24 The Big Descent

Today has been planned in advance. I will be walking from Acebo to Ponferada. In fact this road today is only 18 km. The plan is made as the road is Alonso’s entirely a descent of 500m (1500 ft) These downhill sections are murder on my knee and hip. Oddly my left ankle seems to have recovered almost completely. Sometimes I wonder if the human mind concentrates on the greatest pain, and the others become more of an annoyance.

This extended period of walking down, especially on the large rubble trails is sure to dig into my injuries if I am not careful.

On this basis I decide the shorter day will be prudent to preserve the body parts I am sure to need in this last stretch. Besides the next place with Albergues is another 2 hour walk……nope. Ponferada for me it is.

The pilgrims in this Acebo Albergue are really not wanting to leave. The luxury offered here is quite unique. When I actually depart I can’t see another soul on the road. Head lamp on….I’m on my way at 7:30. (In some respects even I was not wanting to leave)

I checked before I left and the temperature is 6 degrees and sunrise is at 8:30am. This means I will be walking for a half an hour in the dark.

Fortunately or unfortunately the first 1/2 hour is on the only road out of town. The slope on this road isn’t terribly steep, but it is noticeable. I walk on the side of the road just in case someone is driving down from the town. Safety first, but there are no cars going in or out of Acebo at this hour.

Just as a passing note, the Japanese tradition of closing the house up, closing shutters on windows and doors is also common with the Spanish. No such thing as a cool night breeze blowing through the house in Spain.

Just as the sun’s first light is lightening the landscape I come across a young lady (Pilgrim of course) wondering which way to go.

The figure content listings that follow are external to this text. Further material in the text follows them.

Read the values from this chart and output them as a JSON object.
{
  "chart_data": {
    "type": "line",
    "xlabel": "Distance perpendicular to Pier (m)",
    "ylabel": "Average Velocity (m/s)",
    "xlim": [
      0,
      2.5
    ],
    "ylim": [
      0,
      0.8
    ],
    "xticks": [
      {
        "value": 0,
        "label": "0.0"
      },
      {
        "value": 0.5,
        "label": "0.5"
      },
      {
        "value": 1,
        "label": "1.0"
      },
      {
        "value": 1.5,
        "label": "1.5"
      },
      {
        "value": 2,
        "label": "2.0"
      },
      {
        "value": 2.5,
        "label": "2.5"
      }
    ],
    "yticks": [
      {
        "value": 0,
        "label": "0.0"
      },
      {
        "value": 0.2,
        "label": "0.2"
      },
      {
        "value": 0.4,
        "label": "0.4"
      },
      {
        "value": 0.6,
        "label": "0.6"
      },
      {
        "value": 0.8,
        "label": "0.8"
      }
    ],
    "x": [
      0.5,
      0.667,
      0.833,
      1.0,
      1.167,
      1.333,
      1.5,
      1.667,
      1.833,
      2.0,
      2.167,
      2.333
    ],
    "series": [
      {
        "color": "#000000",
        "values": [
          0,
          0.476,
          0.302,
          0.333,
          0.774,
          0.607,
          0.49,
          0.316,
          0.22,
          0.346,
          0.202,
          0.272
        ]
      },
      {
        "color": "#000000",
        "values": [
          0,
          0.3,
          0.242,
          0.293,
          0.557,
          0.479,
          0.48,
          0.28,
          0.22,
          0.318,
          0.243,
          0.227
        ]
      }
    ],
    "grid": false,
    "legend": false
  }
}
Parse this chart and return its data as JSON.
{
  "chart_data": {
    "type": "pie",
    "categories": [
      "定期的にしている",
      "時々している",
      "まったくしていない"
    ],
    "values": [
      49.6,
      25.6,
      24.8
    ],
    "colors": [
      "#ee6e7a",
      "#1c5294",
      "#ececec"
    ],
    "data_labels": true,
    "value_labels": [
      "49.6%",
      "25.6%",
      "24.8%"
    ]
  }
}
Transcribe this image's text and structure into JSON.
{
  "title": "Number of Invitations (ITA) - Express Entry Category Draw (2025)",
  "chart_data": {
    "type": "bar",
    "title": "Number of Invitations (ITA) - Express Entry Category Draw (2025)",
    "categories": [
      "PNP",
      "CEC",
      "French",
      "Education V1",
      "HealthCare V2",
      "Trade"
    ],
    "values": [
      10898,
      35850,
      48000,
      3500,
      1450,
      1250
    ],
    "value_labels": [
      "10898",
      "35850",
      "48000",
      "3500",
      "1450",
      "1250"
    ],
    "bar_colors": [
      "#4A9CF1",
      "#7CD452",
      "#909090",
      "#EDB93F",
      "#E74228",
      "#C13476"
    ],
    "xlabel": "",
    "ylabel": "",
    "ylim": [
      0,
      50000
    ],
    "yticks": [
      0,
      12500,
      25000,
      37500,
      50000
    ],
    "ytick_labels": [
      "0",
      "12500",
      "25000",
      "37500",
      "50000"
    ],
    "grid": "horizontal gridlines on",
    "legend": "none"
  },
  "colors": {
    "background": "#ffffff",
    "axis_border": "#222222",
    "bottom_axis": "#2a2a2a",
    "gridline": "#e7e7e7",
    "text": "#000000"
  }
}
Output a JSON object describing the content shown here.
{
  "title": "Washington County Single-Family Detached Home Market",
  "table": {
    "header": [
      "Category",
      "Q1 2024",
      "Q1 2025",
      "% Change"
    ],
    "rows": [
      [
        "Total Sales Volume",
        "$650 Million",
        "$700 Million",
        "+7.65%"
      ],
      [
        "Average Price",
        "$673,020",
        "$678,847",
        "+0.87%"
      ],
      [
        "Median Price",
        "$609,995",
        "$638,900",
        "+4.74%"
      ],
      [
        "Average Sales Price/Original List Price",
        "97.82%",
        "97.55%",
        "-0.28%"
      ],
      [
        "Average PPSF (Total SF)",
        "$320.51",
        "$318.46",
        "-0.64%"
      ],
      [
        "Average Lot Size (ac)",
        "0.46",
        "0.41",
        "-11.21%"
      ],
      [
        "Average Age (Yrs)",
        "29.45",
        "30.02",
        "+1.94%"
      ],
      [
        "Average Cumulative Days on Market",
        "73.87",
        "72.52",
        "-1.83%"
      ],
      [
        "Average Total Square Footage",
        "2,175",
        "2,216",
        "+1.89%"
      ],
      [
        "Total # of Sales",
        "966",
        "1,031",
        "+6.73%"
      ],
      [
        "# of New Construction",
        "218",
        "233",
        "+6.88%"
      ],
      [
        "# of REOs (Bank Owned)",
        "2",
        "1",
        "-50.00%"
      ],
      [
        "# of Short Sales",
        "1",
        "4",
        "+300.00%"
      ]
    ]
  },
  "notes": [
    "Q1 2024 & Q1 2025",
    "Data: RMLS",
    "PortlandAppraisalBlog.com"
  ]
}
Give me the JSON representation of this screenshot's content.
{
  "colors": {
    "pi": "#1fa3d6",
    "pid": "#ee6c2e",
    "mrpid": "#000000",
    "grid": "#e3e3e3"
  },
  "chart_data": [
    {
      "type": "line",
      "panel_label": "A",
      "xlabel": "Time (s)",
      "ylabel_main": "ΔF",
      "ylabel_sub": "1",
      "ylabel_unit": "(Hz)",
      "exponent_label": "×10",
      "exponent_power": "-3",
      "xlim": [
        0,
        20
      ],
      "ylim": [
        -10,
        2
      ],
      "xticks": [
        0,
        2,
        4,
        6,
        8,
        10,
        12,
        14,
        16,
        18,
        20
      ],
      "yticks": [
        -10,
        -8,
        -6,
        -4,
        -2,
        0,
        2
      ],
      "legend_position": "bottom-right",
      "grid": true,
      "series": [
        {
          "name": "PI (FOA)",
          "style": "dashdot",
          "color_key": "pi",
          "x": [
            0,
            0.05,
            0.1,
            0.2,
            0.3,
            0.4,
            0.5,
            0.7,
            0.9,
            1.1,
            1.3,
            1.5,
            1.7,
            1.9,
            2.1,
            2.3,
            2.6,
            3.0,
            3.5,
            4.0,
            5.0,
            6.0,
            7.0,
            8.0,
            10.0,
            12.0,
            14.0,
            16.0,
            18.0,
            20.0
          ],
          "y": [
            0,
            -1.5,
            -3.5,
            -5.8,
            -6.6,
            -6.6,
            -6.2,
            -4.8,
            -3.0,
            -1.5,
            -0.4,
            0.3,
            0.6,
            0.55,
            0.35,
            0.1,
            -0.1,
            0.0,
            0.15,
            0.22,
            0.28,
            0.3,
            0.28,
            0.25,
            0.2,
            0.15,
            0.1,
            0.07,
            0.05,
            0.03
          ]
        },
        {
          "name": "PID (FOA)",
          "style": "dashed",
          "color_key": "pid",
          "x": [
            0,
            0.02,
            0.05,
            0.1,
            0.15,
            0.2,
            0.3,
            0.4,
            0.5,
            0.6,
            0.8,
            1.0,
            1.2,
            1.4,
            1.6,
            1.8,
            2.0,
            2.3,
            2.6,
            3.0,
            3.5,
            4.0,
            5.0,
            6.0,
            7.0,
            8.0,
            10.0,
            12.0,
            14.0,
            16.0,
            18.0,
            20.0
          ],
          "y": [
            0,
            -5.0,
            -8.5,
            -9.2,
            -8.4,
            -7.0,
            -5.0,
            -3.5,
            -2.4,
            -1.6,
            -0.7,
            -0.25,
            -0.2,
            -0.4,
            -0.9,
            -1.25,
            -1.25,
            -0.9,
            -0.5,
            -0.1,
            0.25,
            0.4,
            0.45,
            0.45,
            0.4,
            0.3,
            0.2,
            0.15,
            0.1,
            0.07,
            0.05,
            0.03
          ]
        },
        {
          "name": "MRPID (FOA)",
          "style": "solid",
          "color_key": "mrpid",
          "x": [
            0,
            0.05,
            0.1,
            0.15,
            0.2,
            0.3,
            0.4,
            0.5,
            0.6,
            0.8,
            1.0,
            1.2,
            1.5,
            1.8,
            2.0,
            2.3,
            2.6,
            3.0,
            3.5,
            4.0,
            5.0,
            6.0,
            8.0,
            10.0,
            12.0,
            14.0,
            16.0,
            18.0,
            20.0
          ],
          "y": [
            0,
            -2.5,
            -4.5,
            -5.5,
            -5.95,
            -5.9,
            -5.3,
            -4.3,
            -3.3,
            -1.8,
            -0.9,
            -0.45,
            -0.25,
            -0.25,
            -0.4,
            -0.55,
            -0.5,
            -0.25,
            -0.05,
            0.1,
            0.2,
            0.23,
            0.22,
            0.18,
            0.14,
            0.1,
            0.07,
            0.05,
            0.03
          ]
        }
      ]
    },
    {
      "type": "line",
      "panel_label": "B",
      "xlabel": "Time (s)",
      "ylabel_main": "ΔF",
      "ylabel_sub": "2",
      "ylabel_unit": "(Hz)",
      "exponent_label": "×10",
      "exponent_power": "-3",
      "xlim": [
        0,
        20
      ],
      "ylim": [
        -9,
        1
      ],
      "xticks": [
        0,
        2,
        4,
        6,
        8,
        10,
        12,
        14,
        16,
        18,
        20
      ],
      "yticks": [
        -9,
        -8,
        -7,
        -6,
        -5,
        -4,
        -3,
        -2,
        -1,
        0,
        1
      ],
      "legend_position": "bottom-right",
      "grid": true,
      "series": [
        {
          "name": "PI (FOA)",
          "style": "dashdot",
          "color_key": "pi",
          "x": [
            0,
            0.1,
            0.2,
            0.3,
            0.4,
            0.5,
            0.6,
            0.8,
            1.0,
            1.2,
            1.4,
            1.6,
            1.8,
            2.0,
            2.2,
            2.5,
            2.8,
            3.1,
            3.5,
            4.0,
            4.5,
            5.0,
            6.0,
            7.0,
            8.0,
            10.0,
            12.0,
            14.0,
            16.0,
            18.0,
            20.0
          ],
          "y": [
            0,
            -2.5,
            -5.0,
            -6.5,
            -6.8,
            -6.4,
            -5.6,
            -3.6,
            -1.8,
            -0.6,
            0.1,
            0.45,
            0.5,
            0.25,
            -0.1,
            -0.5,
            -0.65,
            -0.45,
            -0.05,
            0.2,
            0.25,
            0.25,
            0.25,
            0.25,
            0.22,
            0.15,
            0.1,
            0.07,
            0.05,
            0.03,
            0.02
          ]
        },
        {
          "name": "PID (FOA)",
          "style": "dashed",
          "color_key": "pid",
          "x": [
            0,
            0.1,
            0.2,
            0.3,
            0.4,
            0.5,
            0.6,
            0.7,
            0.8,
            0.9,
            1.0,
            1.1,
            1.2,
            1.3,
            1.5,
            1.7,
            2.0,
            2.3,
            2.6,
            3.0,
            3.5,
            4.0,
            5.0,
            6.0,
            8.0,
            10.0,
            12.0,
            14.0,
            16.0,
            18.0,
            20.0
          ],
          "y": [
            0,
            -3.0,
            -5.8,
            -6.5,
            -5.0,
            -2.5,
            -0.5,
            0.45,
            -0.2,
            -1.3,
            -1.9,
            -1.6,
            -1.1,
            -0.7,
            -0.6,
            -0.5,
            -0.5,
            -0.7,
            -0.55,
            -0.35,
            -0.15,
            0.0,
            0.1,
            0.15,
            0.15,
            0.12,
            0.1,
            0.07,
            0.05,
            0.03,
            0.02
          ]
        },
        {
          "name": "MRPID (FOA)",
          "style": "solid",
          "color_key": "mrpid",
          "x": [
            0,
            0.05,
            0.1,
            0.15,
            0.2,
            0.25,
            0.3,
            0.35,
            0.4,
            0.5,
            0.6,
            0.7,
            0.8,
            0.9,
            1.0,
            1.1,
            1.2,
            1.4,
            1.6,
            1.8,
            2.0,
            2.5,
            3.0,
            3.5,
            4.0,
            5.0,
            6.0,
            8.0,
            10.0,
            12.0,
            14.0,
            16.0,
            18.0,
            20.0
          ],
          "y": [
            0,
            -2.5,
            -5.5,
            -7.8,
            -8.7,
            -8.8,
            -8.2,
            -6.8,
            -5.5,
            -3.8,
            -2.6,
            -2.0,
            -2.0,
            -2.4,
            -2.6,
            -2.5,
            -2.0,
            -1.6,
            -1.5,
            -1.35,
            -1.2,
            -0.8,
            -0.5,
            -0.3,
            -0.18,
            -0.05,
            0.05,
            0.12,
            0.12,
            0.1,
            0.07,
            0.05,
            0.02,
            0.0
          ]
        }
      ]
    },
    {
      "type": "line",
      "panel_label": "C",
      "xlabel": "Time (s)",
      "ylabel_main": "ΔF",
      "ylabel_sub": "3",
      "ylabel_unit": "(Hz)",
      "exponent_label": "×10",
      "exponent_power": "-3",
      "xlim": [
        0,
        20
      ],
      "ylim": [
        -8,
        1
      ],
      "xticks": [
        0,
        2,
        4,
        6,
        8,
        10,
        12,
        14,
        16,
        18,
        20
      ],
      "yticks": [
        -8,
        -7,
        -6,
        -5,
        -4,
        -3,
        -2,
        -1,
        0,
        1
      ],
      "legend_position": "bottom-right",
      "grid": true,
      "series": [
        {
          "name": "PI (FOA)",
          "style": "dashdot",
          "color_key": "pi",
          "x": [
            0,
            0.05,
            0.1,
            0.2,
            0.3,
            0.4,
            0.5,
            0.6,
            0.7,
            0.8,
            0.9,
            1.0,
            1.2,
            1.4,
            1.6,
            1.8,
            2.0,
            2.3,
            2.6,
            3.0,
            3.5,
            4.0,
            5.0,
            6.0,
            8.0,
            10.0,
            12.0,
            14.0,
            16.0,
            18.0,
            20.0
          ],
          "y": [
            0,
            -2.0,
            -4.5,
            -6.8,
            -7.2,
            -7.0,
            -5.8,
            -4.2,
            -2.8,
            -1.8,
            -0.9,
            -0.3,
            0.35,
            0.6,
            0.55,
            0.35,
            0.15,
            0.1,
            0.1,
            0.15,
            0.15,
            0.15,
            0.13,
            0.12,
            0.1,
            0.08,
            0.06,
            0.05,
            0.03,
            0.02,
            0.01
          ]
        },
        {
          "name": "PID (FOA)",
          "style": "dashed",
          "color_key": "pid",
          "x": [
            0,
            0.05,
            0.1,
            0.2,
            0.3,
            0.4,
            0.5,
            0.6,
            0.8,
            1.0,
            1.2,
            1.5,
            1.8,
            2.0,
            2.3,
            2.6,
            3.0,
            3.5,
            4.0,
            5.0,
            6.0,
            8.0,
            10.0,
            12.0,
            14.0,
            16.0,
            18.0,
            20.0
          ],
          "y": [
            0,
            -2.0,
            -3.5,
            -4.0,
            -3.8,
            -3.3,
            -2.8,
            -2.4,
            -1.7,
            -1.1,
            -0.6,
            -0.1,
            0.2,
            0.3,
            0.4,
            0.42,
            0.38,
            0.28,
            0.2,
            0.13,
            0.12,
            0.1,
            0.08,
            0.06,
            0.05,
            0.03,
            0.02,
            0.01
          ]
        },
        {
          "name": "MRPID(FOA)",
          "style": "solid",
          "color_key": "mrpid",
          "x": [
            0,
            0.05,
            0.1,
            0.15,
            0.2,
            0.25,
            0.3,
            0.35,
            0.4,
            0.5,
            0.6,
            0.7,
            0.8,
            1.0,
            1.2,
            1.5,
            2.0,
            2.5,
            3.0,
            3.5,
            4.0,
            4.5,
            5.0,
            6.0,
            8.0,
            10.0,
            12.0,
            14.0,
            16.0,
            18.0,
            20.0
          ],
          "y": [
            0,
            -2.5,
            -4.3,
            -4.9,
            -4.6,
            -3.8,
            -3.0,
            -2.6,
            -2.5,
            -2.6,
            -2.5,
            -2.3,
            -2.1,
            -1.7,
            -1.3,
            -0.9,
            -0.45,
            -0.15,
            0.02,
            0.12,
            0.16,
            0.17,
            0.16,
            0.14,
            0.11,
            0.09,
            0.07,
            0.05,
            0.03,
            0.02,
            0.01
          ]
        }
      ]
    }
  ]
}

She is standing on the pavement, but there is an obvious trail on the right. I introduce myself and she says her name is Sonia from the Azores. Together we discover the path to the right is the correct route…and off we go. Sonia being from a tiny island in the Atlantic needs to get away and experience big places. She feels a sense of freedom on the Camino, with such big open skies, and so much land. I half jokingly tell her she needs to visit Saskatchewan if this is a feeling she enjoys.

It turns out Sonia is quite proficient in languages speaking Portuguese, French, English, and she is working on her Spanish.

The path is becoming treacherous at this point. Loose rocks are a serious threat. Our progress is slow. At least the such has breached the mountain tops behind us. The lighting is a definite asset to my little headlamp.

After Walking for 2 hours we come to the picturesque town of Molinaseca. We are joined by a French couple who started their Camino in Burgos with Sonia, and have been her Camino Family. They have coffees and I have a hot chocolate to try and shed this inner chill.

Finally The French couple decides to head out and make a pit stop before leaving. Sonia asks where the French Couple is and I explain they have already left. She says “ OK, then we shall leave too”. I wasn’t really looking for  a walking partner, but imagine I represent some form of safety. I can imagine a single woman may feel somewhat vulnerable walking alone. And so I have a walking partner for the rest of the morning.

Walking out of Molinaseca you will get to enjoy more asphalt than you imagined. The walk is now almost entirely on a road or a sidewalk. After about an hour we see the French woman walking behind us. She had become separated from her husband, and taken a wrong turn. By the time she figured out she needed to back track she had walked about a kilometer.

Now she was walking to Ponferada with us.

The French woman decides to call her husband and he is waiting in town at the Tourist information building. We all decide this is a good place to go.

Once we arrive I say I am staying, and Sofia and the French couple say they are continuing for another couple of hours. I wish them well….and then look for a place to stay.

Lightning can strike the same person twice….Of this I am convinced.

I find a brand new Albergue with top of the line showers, new mattresses, blankets, dual vanity sinks, all built as an en suite. This is our shower. We have our own toilet….and as of this writing there are only 5 people in our room….and I have a bed. Not a bunk.

A simple pleasure by many people’s standards….but to a Pilgrim….this is hard to beat.